I question as to the capability. Even without an attack; Iran would likely have spent a decade or more dealing with its internal domestic issues before being able to engage in adventurism abroad.
As to the war; it probably cannot go for very long. Patriot interceptors, tomahawk missiles are not in infinite supply — considering Ukraine and Asia Pacific needs. It’s easy to start a war; it’s very hard to end the fighting through.
Andy:
I complained about it at the time and have complained about it multiple times since.
Also, at the time my view was that we were pursuing British and French objectives rather than our own and said as much. This seems to be a similar situation which is likely to produce a similar outcome—we’re furthering foreign policy goals other than our own. It has become a very bad habit.
CuriousOnlooker:
When viewed through a strictly subjective (expectationalist) consequentialist prism whether the U. S. can continue to support Ukraine or respond to a crisis in the Asia-Pacific is irrelevant.
The reality is that of the 250 or so armed conflicts since 1945 the US has started over 200 of them. Moreover, the US has almost always attacked countries that were at peace with it and its allies, hostile no doubt, but they weren’t shooting at us.
We are the Evil Empire. The regime in Washington is unelected (fraud doesn’t count) and illegitimate and, most importantly, controlled by a foreign power that is hostile to the American people, namely Israel.

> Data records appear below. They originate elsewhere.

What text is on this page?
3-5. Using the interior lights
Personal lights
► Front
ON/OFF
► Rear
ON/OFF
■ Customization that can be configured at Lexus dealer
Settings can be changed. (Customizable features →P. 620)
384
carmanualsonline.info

Israel itself is illegitimate, the last and last existing European colonial project. It is the universal aggressor in the region, seeking the destruction of all its neighbors, because of a few verses in an Iron Age book of fables and fake history, the Yahweh land grant of everything between the Euphrates and the Nile. Washington and Tel Aviv are full of people who believe that nonsense, and who are willing to murder millions to achieve it.
It is to weep.
I don’t agree that Israel is illegitimate or, at least, no more so than any other country. However, I agree that the “historical” books of the Bible were written in large part to defend a claim to the land—little wonder that it does.
The first actual historical records of the Hebrews were as a client people of the Persians. My speculation is that the ancient Persian Empire settled them in the ancient land of Israel in part to pacify it.

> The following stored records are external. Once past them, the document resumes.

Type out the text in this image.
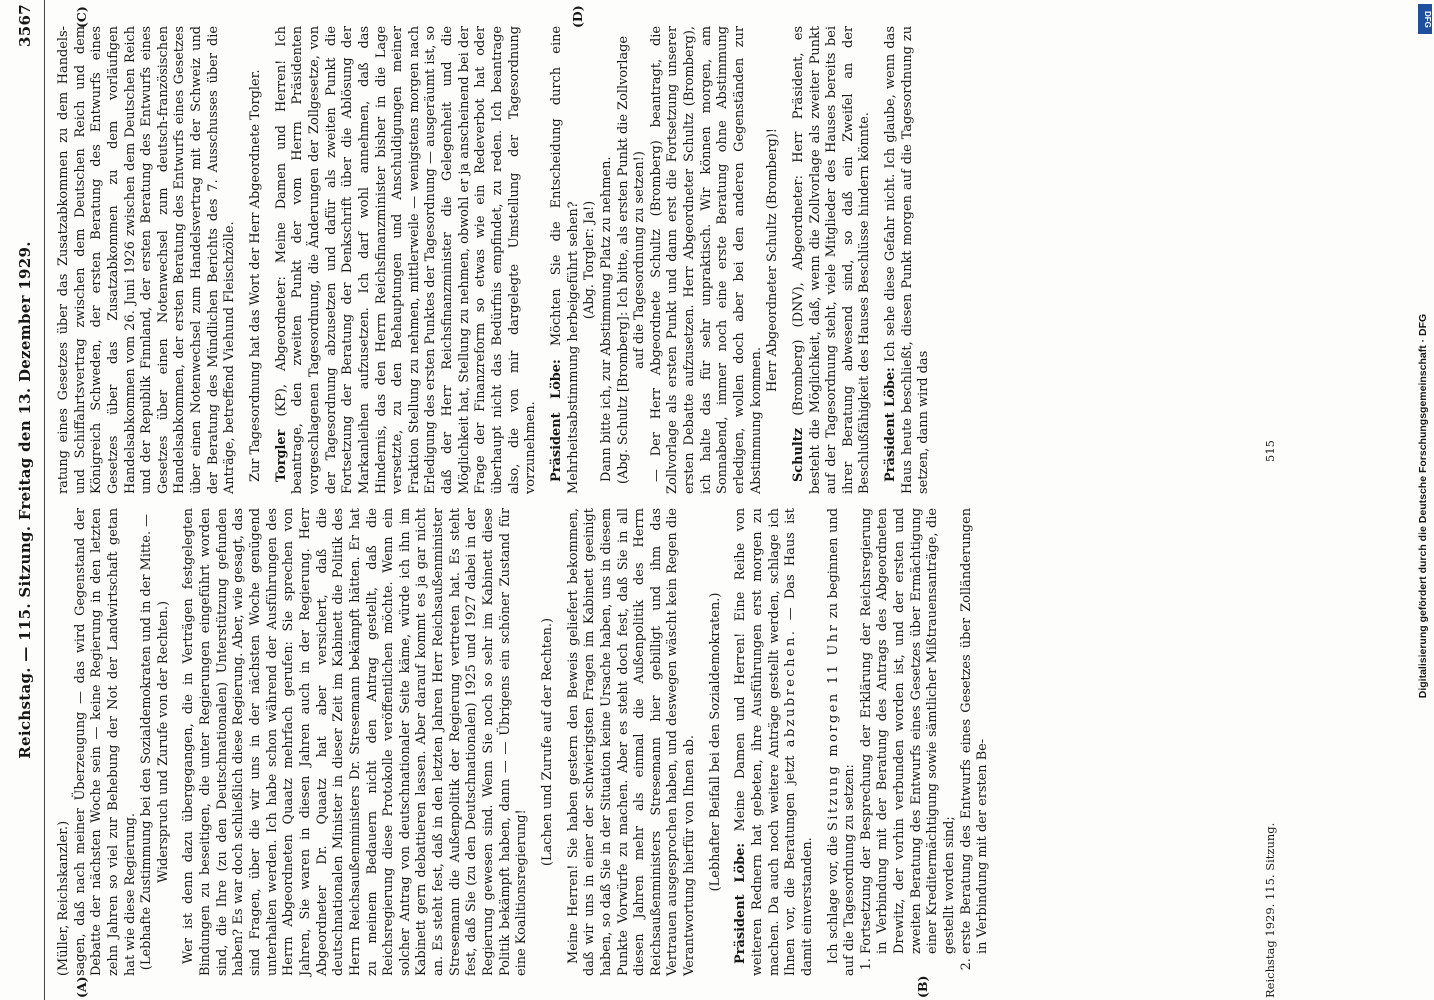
Reichstag. — 115. Sitzung. Freitag den 13. Dezember 1929.
3567
(A)	(B)
(C)	(D)

(Müller, Reichskanzler.) sagen, daß nach meiner Überzeugung — das wird Gegenstand der Debatte der nächsten Woche sein — keine Regierung in den letzten zehn Jahren so viel zur Behebung der Not der Landwirtschaft getan hat wie diese Regierung. (Lebhafte Zustimmung bei den Sozialdemokraten und in der Mitte. — Widerspruch und Zurufe von der Rechten.) Wer ist denn dazu übergegangen, die in Verträgen festgelegten Bindungen zu beseitigen, die unter Regierungen eingeführt worden sind, die Ihre (zu den Deutschnationalen) Unterstützung gefunden haben? Es war doch schließlich diese Regierung. Aber, wie gesagt, das sind Fragen, über die wir uns in der nächsten Woche genügend unterhalten werden. Ich habe schon während der Ausführungen des Herrn Abgeordneten Quaatz mehrfach gerufen: Sie sprechen von Jahren, Sie waren in diesen Jahren auch in der Regierung. Herr Abgeordneter Dr. Quaatz hat aber versichert, daß die deutschnationalen Minister in dieser Zeit im Kabinett die Politik des Herrn Reichsaußenministers Dr. Stresemann bekämpft hätten. Er hat zu meinem Bedauern nicht den Antrag gestellt, daß die Reichsregierung diese Protokolle veröffentlichen möchte. Wenn ein solcher Antrag von deutschnationaler Seite käme, würde ich ihn im Kabinett gern debattieren lassen. Aber darauf kommt es ja gar nicht an. Es steht fest, daß in den letzten Jahren Herr Reichsaußenminister Stresemann die Außenpolitik der Regierung vertreten hat. Es steht fest, daß Sie (zu den Deutschnationalen) 1925 und 1927 dabei in der Regierung gewesen sind. Wenn Sie noch so sehr im Kabinett diese Politik bekämpft haben, dann — — Übrigens ein schöner Zustand für eine Koalitionsregierung!

(Lachen und Zurufe auf der Rechten.) Meine Herren! Sie haben gestern den Beweis geliefert bekommen, daß wir uns in einer der schwierigsten Fragen im Kabinett geeinigt haben, so daß Sie in der Situation keine Ursache haben, uns in diesem Punkte Vorwürfe zu machen. Aber es steht doch fest, daß Sie in all diesen Jahren mehr als einmal die Außenpolitik des Herrn Reichsaußenministers Stresemann hier gebilligt und ihm das Vertrauen ausgesprochen haben, und deswegen wäscht kein Regen die Verantwortung hierfür von Ihnen ab. (Lebhafter Beifall bei den Sozialdemokraten.)

Präsident Löbe: Meine Damen und Herren! Eine Reihe von weiteren Rednern hat gebeten, ihre Ausführungen erst morgen zu machen. Da auch noch weitere Anträge gestellt werden, schlage ich Ihnen vor, die Beratungen jetzt abzubrechen. — Das Haus ist damit einverstanden. Ich schlage vor, die Sitzung morgen 11 Uhr zu beginnen und auf die Tagesordnung zu setzen: 1. Fortsetzung der Besprechung der Erklärung der Reichsregierung in Verbindung mit der Beratung des Antrags des Abgeordneten Drewitz, der vorhin verbunden worden ist, und der ersten und zweiten Beratung des Entwurfs eines Gesetzes über Ermächtigung einer Kreditermächtigung sowie sämtlicher Mißtrauensanträge, die gestellt worden sind; 2. erste Beratung des Entwurfs eines Gesetzes über Zolländerungen in Verbindung mit der ersten Be-

ratung eines Gesetzes über das Zusatzabkommen zu dem Handels- und Schiffahrtsvertrag zwischen dem Deutschen Reich und dem Königreich Schweden, der ersten Beratung des Entwurfs eines Gesetzes über das Zusatzabkommen zu dem vorläufigen Handelsabkommen vom 26. Juni 1926 zwischen dem Deutschen Reich und der Republik Finnland, der ersten Beratung des Entwurfs eines Gesetzes über einen Notenwechsel zum deutsch-französischen Handelsabkommen, der ersten Beratung des Entwurfs eines Gesetzes über einen Notenwechsel zum Handelsvertrag mit der Schweiz und der Beratung des Mündlichen Berichts des 7. Ausschusses über die Anträge, betreffend Viehund Fleischzölle. Zur Tagesordnung hat das Wort der Herr Abgeordnete Torgler. Torgler (KP), Abgeordneter: Meine Damen und Herren! Ich beantrage, den zweiten Punkt der vom Herrn Präsidenten vorgeschlagenen Tagesordnung, die Änderungen der Zollgesetze, von der Tagesordnung abzusetzen und dafür als zweiten Punkt die Fortsetzung der Beratung der Denkschrift über die Ablösung der Markanleihen aufzusetzen. Ich darf wohl annehmen, daß das Hindernis, das den Herrn Reichsfinanzminister bisher in die Lage versetzte, zu den Behauptungen und Anschuldigungen meiner Fraktion Stellung zu nehmen, mittlerweile — wenigstens morgen nach Erledigung des ersten Punktes der Tagesordnung — ausgeräumt ist, so daß der Herr Reichsfinanzminister die Gelegenheit und die Möglichkeit hat, Stellung zu nehmen, obwohl er ja anscheinend bei der Frage der Finanzreform so etwas wie ein Redeverbot hat oder überhaupt nicht das Bedürfnis empfindet, zu reden. Ich beantrage also, die von mir dargelegte Umstellung der Tagesordnung vorzunehmen. Präsident Löbe: Möchten Sie die Entscheidung durch eine Mehrheitsabstimmung herbeigeführt sehen? (Abg. Torgler: Ja!) Dann bitte ich, zur Abstimmung Platz zu nehmen. (Abg. Schultz [Bromberg]: Ich bitte, als ersten Punkt die Zollvorlage auf die Tagesordnung zu setzen!) — Der Herr Abgeordnete Schultz (Bromberg) beantragt, die Zollvorlage als ersten Punkt und dann erst die Fortsetzung unserer ersten Debatte aufzusetzen. Herr Abgeordneter Schultz (Bromberg), ich halte das für sehr unpraktisch. Wir können morgen, am Sonnabend, immer noch eine erste Beratung ohne Abstimmung erledigen, wollen doch aber bei den anderen Gegenständen zur Abstimmung kommen.

Herr Abgeordneter Schultz (Bromberg)!

Schultz (Bromberg) (DNV), Abgeordneter: Herr Präsident, es besteht die Möglichkeit, daß, wenn die Zollvorlage als zweiter Punkt auf der Tagesordnung steht, viele Mitglieder des Hauses bereits bei ihrer Beratung abwesend sind, so daß ein Zweifel an der Beschlußfähigkeit des Hauses Beschlüsse hindern könnte. Präsident Löbe: Ich sehe diese Gefahr nicht. Ich glaube, wenn das Haus heute beschließt, diesen Punkt morgen auf die Tagesordnung zu setzen, dann wird das

Reichstag 1929. 115. Sitzung.
515	Digitalisierung gefördert durch die Deutsche Forschungsgemeinschaft · DFG
DFG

The problem, of course, is that although there have been Bedouins there from time immemorial (BTW Israel’s Bedouins side with the Jews not the Palestinians) any Arab claim to the land there is equally weak and based on their own holy book.
DNA studies have suggested that the people with the oldest claim to the land are the Maronites of Lebanon and the Malekhites of Syria.
Andy- Its Hatfield and McCoys. We helped overthrow Mossadegh and put the shah in power. Dave thinks our role was minimal but historians disagree on how much we helped but what’s not disuputed is that we did help some.
I think Israel is a bad ally for a number of reasons. They are a rich country but we still give them money due to the influence of their lobbying effects. We get little out of the alliance. They interfere/have interfered in our internal politics well beyond any other ally of which I can think including sending a spy here. Recently you have Israel’s frequently re-elected, most popular PM actively engaging in supporting the GOP in elections. Also, I cant recall any instance when Israel has deployed personnel to aid the US, unlike an awful lot of our NATO allies.
So to recap, they depend upon us just like our NATO allies but unlike our NATO allies they dont put their people in harm’s way to help us. They interfere with our internal politics more than any other ally. What do we get out of the alliance? Maybe some intelligence? But most of that seems centered on threats to Israel. Where were they on 9/11? For that matter where were they for 10/7?
Steve
My usual diction is that I don’t think that Israel is an ally. I think they’re a client and a pretty lousy client at that.